Embers

Aug 10  |  Steven Lemprière

Two billion, five hundred and eighty-seven million, five hundred and ninety-three thousand, six hundred and fifteen seconds after he first saw the light of day, Alvin McKenna died. A flame quenched twenty-three hours, fifty-nine minutes and forty-five seconds before he turned eighty-two.

Fire had played a pivotal role in Alvin’s life. His surname, in its pre-anglicised Gaelic form, translated as ‘Born of Fire’, and then there was the matter of his family’s livelihood. A local steel mill’s furnaces had nourished several generations, putting food on the table since his great-grandfather’s time. But it had also robbed him of what was most dear to him. A night shift, long ago, when Alvin was a much younger man, had seen him called home from work to witness a different blaze. One that engulfed his home and stole both his wife and the infant she was carrying. He never remarried.

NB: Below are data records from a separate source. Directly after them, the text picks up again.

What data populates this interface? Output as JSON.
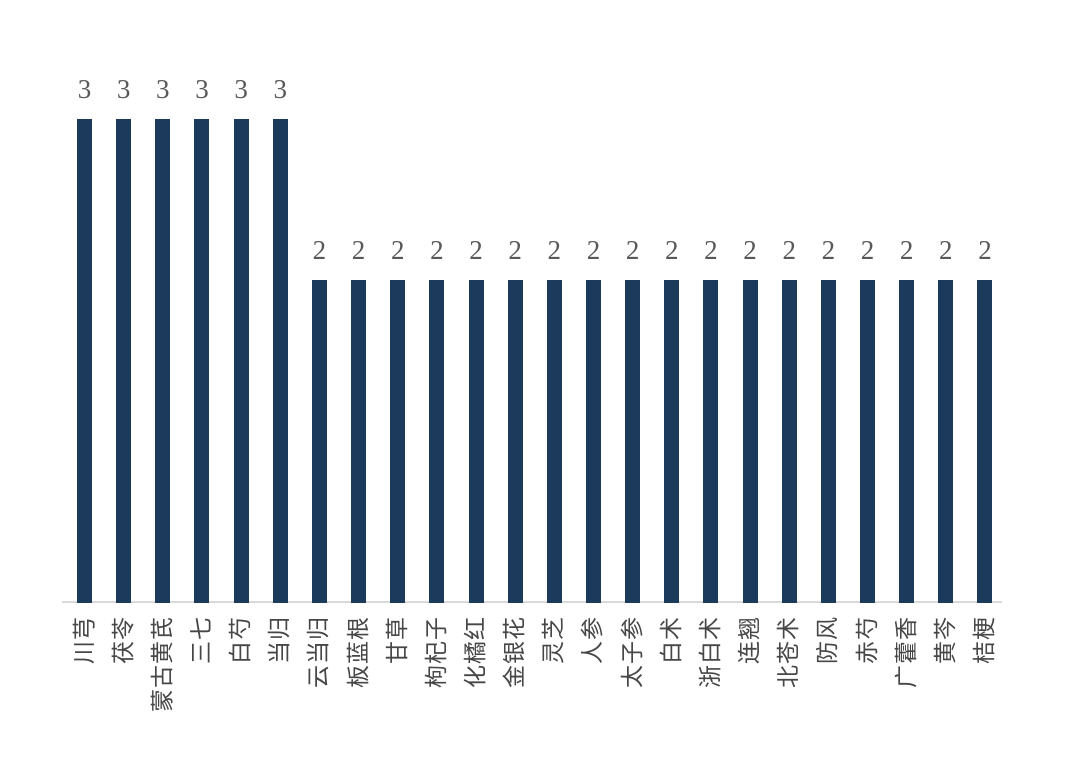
{
  "chart_data": {
    "type": "bar",
    "categories": [
      "川芎",
      "茯苓",
      "蒙古黄芪",
      "三七",
      "白芍",
      "当归",
      "云当归",
      "板蓝根",
      "甘草",
      "枸杞子",
      "化橘红",
      "金银花",
      "灵芝",
      "人参",
      "太子参",
      "白术",
      "浙白术",
      "连翘",
      "北苍术",
      "防风",
      "赤芍",
      "广藿香",
      "黄芩",
      "桔梗"
    ],
    "values": [
      3,
      3,
      3,
      3,
      3,
      3,
      2,
      2,
      2,
      2,
      2,
      2,
      2,
      2,
      2,
      2,
      2,
      2,
      2,
      2,
      2,
      2,
      2,
      2
    ],
    "title": "",
    "xlabel": "",
    "ylabel": "",
    "ylim": [
      0,
      3.6
    ],
    "data_labels": true,
    "grid": false,
    "legend_position": "none",
    "x_label_rotation_deg": -90
  },
  "colors": {
    "bar": "#1b3a5c",
    "value_label": "#595959",
    "category_label": "#474747",
    "axis_line": "#d9d9d9",
    "background": "#ffffff"
  }
}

Looking back, something Alvin had been doing a lot of recently, he’d recalled round the table tales of his childhood—some he suspected to be taller than the limited stature of most of his relatives—of family members back in Ireland, characters who lived to a ripe old age. From what he remembered, many reached their nineties, but today, there was no one left, of any age, to light a birthday cake’s candles. Besides, he hadn’t the energy, or this late in the day, the appetite to extinguish them. He was tired. Tired of being the last in the line. A widower. Of losing the opportunity at fatherhood, of not hearing a small child greet him as grandad. Exhausted from being the last repository of his family’s memories.

Alvin saw no point in dragging it out any longer. He’d lost the will to live, and with that, took his last breath.